Abidjan et Accra : une alliance renouvelée pour un avenir du cacao plus juste

Le Président ivoirien, Alassane Ouattara, et son homologue ghanéen, John Dramani Mahama, ont récemment coprésidé un Sommet de haut niveau dédié à l’« initiative cacao » entre la Côte d’Ivoire et le Ghana. Cette rencontre, tenue au Palais présidentiel à Abidjan-Plateau, fut l’occasion pour les deux chefs d’État de sceller des décisions fondamentales. L’objectif est de bâtir une économie cacaoyère plus équitable, robuste et durable, au bénéfice des producteurs, des économies nationales et de l’ensemble du continent africain. Parmi les mesures clés figurent l’harmonisation des politiques de prix bord champ, le renforcement de la valeur ajoutée locale et l’extension de cette initiative stratégique à d’autres pays africains.

En tant que premiers producteurs mondiaux de cacao, la Côte d’Ivoire et le Ghana ont réaffirmé leur détermination commune à défendre les intérêts de leurs planteurs et à édifier un avenir plus prospère et pérenne pour la filière cacao africaine. Le Chef de l’Exécutif ivoirien a exprimé sa satisfaction, soulignant l’importance des accords conclus. Il a mis en avant la solidité des liens d’amitié, de fraternité et de coopération unissant les deux nations au service du développement de l’Afrique.

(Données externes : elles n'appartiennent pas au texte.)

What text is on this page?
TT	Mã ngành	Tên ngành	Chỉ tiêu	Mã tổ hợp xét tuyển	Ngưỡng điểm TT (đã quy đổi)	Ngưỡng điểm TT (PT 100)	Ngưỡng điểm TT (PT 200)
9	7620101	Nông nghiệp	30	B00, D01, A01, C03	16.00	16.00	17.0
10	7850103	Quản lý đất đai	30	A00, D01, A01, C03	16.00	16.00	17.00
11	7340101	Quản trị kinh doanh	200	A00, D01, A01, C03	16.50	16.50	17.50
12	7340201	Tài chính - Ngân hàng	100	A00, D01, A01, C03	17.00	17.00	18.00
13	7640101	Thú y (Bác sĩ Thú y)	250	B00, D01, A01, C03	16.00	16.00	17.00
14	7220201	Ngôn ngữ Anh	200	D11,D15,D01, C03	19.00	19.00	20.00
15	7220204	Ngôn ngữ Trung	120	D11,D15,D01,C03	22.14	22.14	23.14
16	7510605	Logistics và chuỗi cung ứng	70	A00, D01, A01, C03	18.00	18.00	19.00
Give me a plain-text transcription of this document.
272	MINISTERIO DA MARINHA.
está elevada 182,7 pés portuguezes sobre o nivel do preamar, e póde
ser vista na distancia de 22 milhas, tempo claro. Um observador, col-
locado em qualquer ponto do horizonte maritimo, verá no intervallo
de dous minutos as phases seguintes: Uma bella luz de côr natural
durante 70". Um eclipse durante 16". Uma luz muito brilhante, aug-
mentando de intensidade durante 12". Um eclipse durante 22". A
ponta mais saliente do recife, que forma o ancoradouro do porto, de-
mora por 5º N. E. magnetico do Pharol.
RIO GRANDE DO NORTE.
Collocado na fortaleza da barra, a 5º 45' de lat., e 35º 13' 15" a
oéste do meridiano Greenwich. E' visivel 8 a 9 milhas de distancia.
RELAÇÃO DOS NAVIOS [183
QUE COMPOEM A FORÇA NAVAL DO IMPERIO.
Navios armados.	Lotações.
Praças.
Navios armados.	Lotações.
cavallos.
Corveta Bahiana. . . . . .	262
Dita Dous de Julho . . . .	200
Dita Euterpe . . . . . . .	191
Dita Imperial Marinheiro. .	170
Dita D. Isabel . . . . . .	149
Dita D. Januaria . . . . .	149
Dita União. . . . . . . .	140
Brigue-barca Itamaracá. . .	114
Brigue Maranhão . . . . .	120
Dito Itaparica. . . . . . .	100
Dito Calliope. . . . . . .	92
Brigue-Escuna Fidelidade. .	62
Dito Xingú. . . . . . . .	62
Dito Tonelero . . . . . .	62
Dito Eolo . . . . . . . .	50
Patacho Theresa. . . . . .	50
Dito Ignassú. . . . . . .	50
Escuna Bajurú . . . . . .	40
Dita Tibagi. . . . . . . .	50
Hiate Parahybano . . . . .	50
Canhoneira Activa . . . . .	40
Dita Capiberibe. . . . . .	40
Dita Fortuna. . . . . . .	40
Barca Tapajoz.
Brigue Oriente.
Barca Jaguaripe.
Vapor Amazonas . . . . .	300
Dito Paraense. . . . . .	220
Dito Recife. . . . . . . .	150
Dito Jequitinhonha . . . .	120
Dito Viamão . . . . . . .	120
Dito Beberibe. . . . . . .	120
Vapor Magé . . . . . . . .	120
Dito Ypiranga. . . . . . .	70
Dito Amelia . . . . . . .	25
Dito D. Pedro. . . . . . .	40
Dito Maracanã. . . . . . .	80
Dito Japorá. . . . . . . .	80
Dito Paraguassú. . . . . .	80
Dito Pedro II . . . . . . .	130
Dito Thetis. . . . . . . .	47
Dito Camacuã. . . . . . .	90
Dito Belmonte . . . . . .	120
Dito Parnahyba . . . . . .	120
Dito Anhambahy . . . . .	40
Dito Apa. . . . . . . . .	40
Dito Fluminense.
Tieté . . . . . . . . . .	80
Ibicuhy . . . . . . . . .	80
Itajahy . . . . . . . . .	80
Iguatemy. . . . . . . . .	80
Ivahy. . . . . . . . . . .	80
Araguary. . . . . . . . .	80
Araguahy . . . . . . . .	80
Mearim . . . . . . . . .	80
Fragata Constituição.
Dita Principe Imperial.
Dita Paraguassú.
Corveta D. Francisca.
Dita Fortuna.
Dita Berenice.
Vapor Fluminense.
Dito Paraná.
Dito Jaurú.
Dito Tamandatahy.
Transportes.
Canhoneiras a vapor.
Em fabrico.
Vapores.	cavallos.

Lors de son allocution d’ouverture, le Président Ouattara a rappelé que le cacao représente un enjeu capital pour la mobilisation des ressources nécessaires à la mise en œuvre des politiques de développement des deux pays. Il a également insisté sur son caractère social et souverain. La filière cacao, dont la Côte d’Ivoire et le Ghana assurent 60 % de la production mondiale – l’Afrique contribuant à 80 % – fait vivre des millions de personnes.

Le Président a clairement positionné le planteur au cœur de cette dynamique : « Au cœur de cette filière, il y a un acteur essentiel. Le planteur. C’est lui, par son travail quotidien, nourrit l’industrie mondiale du chocolat. C’est lui qui donne à cette filière sa force, sa légitimité, son avenir. Le planteur doit donc demeurer au centre de toutes nos décisions. »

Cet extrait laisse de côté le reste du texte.